8/29/2024

Bigger beds

Viewpoint

With the ‘beds’ sector in the UK having reached the largest share ever recorded of the investment market, it’s time to investigate what’s driving this demand and whether we can expect more GCC investments to follow.

BNP Paribas Real Estate recorded GBP13.3 billion (US$17.21 billion) of UK acquisitions in the living and hotel sectors in the 12 months till the end of June, a record breaking one third of all acquisition activity as well as a near 150% year-on-year increase in cross-border activity in the first half of the year.

So, what’s encouraging this relative frenzy of activity? In short, the demand versus supply dynamics across the many of the subsectors and the rental growth that this is generating.

In my view, the private rental sector including single-family rentals suffer from having awkward naming classifications that do not encapsulate what they actually are. However, what unites them is inflation beating rental growth. With inflation now bumping along at or close to the Bank of England’s target of 2% , BNP Paribas Real Estate recorded annual rental growth till the end of June at 8.6%, while Zoopla reports that there are an average of 15 enquiries for every rental home that becomes available.

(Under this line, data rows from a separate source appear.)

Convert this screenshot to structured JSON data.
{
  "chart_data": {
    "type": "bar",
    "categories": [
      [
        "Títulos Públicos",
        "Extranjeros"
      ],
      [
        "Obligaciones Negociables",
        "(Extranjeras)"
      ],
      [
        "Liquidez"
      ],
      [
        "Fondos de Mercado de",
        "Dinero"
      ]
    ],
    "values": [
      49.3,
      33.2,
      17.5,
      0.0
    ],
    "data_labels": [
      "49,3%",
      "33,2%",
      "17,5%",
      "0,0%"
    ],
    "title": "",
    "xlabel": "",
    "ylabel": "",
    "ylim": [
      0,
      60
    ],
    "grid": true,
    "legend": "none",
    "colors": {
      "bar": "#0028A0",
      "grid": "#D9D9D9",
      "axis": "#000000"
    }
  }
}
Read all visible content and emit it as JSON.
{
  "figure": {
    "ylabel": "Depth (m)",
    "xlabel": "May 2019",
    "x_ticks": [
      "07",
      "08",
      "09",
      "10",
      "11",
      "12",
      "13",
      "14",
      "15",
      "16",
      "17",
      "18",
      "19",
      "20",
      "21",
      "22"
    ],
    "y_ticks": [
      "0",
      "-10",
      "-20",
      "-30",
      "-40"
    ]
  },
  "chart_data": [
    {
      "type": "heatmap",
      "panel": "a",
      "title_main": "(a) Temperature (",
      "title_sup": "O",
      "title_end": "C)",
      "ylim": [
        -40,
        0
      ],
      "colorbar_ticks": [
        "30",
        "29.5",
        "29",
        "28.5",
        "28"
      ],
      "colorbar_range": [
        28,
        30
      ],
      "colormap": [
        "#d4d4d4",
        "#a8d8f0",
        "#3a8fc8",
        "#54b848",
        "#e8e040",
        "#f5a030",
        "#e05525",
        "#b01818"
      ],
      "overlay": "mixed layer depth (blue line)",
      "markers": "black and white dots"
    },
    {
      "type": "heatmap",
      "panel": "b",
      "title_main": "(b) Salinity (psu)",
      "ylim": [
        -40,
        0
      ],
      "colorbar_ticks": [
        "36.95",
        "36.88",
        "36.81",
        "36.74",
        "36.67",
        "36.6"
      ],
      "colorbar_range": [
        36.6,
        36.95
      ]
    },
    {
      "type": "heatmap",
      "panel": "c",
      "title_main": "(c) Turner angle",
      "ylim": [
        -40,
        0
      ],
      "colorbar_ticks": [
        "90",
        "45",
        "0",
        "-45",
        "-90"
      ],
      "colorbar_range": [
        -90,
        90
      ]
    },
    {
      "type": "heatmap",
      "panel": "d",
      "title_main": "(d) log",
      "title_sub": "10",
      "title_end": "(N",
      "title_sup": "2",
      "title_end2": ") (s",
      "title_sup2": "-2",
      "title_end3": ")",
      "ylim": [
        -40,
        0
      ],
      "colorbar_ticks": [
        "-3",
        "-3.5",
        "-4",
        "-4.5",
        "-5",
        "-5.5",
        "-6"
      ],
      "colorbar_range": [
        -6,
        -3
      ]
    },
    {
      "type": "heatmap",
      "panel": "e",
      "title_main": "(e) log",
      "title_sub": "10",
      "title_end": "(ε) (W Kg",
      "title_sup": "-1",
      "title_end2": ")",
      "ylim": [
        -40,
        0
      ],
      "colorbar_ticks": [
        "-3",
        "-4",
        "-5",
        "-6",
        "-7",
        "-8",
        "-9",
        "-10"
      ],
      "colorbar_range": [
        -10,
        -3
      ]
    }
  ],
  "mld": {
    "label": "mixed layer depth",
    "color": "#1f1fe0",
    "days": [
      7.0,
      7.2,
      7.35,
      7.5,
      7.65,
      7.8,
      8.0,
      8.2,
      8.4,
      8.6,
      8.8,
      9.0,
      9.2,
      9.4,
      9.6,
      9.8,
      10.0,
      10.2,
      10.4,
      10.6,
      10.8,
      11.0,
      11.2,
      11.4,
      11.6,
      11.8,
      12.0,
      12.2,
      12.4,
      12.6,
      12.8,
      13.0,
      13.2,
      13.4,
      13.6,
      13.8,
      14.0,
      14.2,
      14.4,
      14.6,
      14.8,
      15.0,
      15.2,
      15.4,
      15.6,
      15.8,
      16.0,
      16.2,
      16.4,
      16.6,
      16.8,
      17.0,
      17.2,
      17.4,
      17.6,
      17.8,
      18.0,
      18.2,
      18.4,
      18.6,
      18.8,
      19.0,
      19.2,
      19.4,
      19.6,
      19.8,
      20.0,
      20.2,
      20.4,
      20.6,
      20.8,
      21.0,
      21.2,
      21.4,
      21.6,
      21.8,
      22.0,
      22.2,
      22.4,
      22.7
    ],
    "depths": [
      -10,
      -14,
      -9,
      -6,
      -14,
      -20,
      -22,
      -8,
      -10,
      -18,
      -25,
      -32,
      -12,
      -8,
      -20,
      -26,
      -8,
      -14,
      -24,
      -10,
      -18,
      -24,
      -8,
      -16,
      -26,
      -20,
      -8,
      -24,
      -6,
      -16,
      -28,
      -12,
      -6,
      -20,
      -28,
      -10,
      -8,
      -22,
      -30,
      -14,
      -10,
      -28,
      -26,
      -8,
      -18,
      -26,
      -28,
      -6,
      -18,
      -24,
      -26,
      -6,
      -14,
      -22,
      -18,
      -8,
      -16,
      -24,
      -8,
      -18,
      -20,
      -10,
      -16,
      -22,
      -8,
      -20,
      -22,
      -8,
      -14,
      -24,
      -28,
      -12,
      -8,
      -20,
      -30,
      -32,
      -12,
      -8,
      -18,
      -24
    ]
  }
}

We have long been fans of the student accommodation sector, with its annual rental growth only narrowly behind the private rental sector at 7% according to BNP Paribas Real Estate. This is despite the efforts of the previous government to discourage international students. A continued favourite of Islamic investors, Bank of London & The Middle East, recently conducted a survey where 68% of respondents said their clients were focused on the sector.

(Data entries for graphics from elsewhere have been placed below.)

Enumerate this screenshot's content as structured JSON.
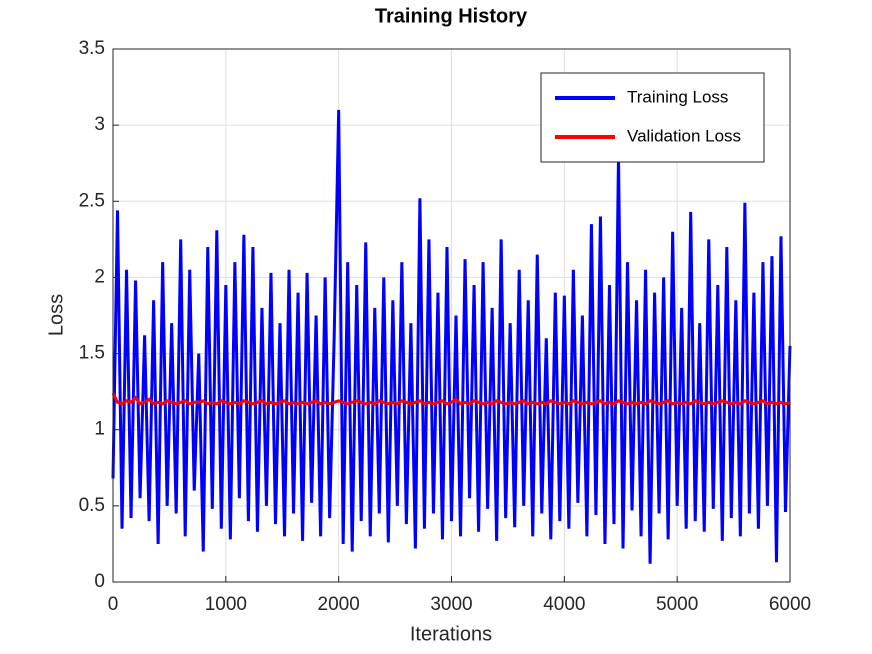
{
  "chart_data": {
    "type": "line",
    "title": "Training History",
    "x_label": "Iterations",
    "y_label": "Loss",
    "x": [
      0,
      40,
      80,
      120,
      160,
      200,
      240,
      280,
      320,
      360,
      400,
      440,
      480,
      520,
      560,
      600,
      640,
      680,
      720,
      760,
      800,
      840,
      880,
      920,
      960,
      1000,
      1040,
      1080,
      1120,
      1160,
      1200,
      1240,
      1280,
      1320,
      1360,
      1400,
      1440,
      1480,
      1520,
      1560,
      1600,
      1640,
      1680,
      1720,
      1760,
      1800,
      1840,
      1880,
      1920,
      1960,
      2000,
      2040,
      2080,
      2120,
      2160,
      2200,
      2240,
      2280,
      2320,
      2360,
      2400,
      2440,
      2480,
      2520,
      2560,
      2600,
      2640,
      2680,
      2720,
      2760,
      2800,
      2840,
      2880,
      2920,
      2960,
      3000,
      3040,
      3080,
      3120,
      3160,
      3200,
      3240,
      3280,
      3320,
      3360,
      3400,
      3440,
      3480,
      3520,
      3560,
      3600,
      3640,
      3680,
      3720,
      3760,
      3800,
      3840,
      3880,
      3920,
      3960,
      4000,
      4040,
      4080,
      4120,
      4160,
      4200,
      4240,
      4280,
      4320,
      4360,
      4400,
      4440,
      4480,
      4520,
      4560,
      4600,
      4640,
      4680,
      4720,
      4760,
      4800,
      4840,
      4880,
      4920,
      4960,
      5000,
      5040,
      5080,
      5120,
      5160,
      5200,
      5240,
      5280,
      5320,
      5360,
      5400,
      5440,
      5480,
      5520,
      5560,
      5600,
      5640,
      5680,
      5720,
      5760,
      5800,
      5840,
      5880,
      5920,
      5960,
      6000
    ],
    "series": [
      {
        "name": "Training Loss",
        "color": "#0000ff",
        "values": [
          0.68,
          2.44,
          0.35,
          2.05,
          0.42,
          1.98,
          0.55,
          1.62,
          0.4,
          1.85,
          0.25,
          2.1,
          0.5,
          1.7,
          0.45,
          2.25,
          0.3,
          2.05,
          0.6,
          1.5,
          0.2,
          2.2,
          0.48,
          2.31,
          0.35,
          1.95,
          0.28,
          2.1,
          0.55,
          2.28,
          0.4,
          2.2,
          0.33,
          1.8,
          0.5,
          2.03,
          0.38,
          1.7,
          0.3,
          2.05,
          0.45,
          1.9,
          0.27,
          2.03,
          0.52,
          1.75,
          0.3,
          2.0,
          0.42,
          1.6,
          3.1,
          0.25,
          2.1,
          0.2,
          1.95,
          0.4,
          2.23,
          0.3,
          1.8,
          0.45,
          2.0,
          0.26,
          1.85,
          0.5,
          2.1,
          0.38,
          1.7,
          0.22,
          2.52,
          0.35,
          2.25,
          0.45,
          1.9,
          0.28,
          2.2,
          0.4,
          1.75,
          0.3,
          2.12,
          0.55,
          1.95,
          0.33,
          2.1,
          0.48,
          1.8,
          0.27,
          2.25,
          0.42,
          1.7,
          0.36,
          2.05,
          0.5,
          1.85,
          0.3,
          2.15,
          0.45,
          1.6,
          0.28,
          1.9,
          0.4,
          1.88,
          0.35,
          2.05,
          0.52,
          1.75,
          0.3,
          2.35,
          0.44,
          2.4,
          0.25,
          1.95,
          0.38,
          2.8,
          0.22,
          2.1,
          0.47,
          1.85,
          0.3,
          2.05,
          0.12,
          1.9,
          0.45,
          2.0,
          0.28,
          2.3,
          0.5,
          1.8,
          0.35,
          2.43,
          0.4,
          1.7,
          0.33,
          2.25,
          0.48,
          1.95,
          0.27,
          2.2,
          0.42,
          1.85,
          0.3,
          2.49,
          0.45,
          1.9,
          0.35,
          2.1,
          0.5,
          2.14,
          0.13,
          2.27,
          0.46,
          1.55
        ]
      },
      {
        "name": "Validation Loss",
        "color": "#ff0000",
        "values": [
          1.24,
          1.18,
          1.17,
          1.19,
          1.18,
          1.21,
          1.17,
          1.18,
          1.2,
          1.17,
          1.18,
          1.17,
          1.19,
          1.18,
          1.17,
          1.18,
          1.19,
          1.17,
          1.18,
          1.18,
          1.19,
          1.17,
          1.18,
          1.17,
          1.19,
          1.18,
          1.17,
          1.18,
          1.17,
          1.19,
          1.18,
          1.17,
          1.18,
          1.19,
          1.17,
          1.18,
          1.17,
          1.18,
          1.19,
          1.17,
          1.18,
          1.17,
          1.18,
          1.17,
          1.18,
          1.19,
          1.17,
          1.18,
          1.17,
          1.18,
          1.19,
          1.18,
          1.17,
          1.18,
          1.19,
          1.18,
          1.17,
          1.18,
          1.17,
          1.19,
          1.18,
          1.17,
          1.18,
          1.17,
          1.19,
          1.18,
          1.17,
          1.18,
          1.19,
          1.17,
          1.18,
          1.17,
          1.18,
          1.19,
          1.17,
          1.18,
          1.2,
          1.17,
          1.18,
          1.17,
          1.19,
          1.18,
          1.17,
          1.18,
          1.17,
          1.19,
          1.18,
          1.17,
          1.18,
          1.17,
          1.18,
          1.19,
          1.17,
          1.18,
          1.17,
          1.18,
          1.17,
          1.19,
          1.18,
          1.17,
          1.18,
          1.17,
          1.19,
          1.18,
          1.17,
          1.18,
          1.17,
          1.18,
          1.19,
          1.17,
          1.18,
          1.17,
          1.19,
          1.18,
          1.17,
          1.18,
          1.17,
          1.18,
          1.17,
          1.19,
          1.18,
          1.17,
          1.18,
          1.19,
          1.17,
          1.18,
          1.17,
          1.18,
          1.17,
          1.19,
          1.18,
          1.17,
          1.18,
          1.17,
          1.18,
          1.19,
          1.18,
          1.17,
          1.18,
          1.17,
          1.19,
          1.18,
          1.17,
          1.18,
          1.19,
          1.17,
          1.18,
          1.17,
          1.18,
          1.17,
          1.18
        ]
      }
    ],
    "xlim": [
      0,
      6000
    ],
    "xticks": [
      0,
      1000,
      2000,
      3000,
      4000,
      5000,
      6000
    ],
    "ylim": [
      0,
      3.5
    ],
    "yticks": [
      0,
      0.5,
      1,
      1.5,
      2,
      2.5,
      3,
      3.5
    ],
    "grid": true,
    "legend": "top-right"
  }
}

Even the home care sector, hit hard by COVID, is showing signs of reaching a balance again, with Carterwood reporting 89% occupancy across the sector. This also demonstrates the positive future demographics of a rapidly growing number of those over 85 years of age due over the next decade or so. While the new Labour government is promising a loosening up of the planning system with ambitious housing targets, several commentators have pointed out that planning is not the only constraint, and that the number of houses being sought would rapidly increase building costs, having only recently shown signs of coming down. In short, combined with high borrowing costs and land values, the low supply relative to demand is not going to disappear anytime soon.

Combined with attractive purchase yields, particularly when compared to where they got to before the music stopped in summer 2022, I would be amazed if we don’t see more Islamic equity seeking the investment comfort that the UK bed sector has to offer.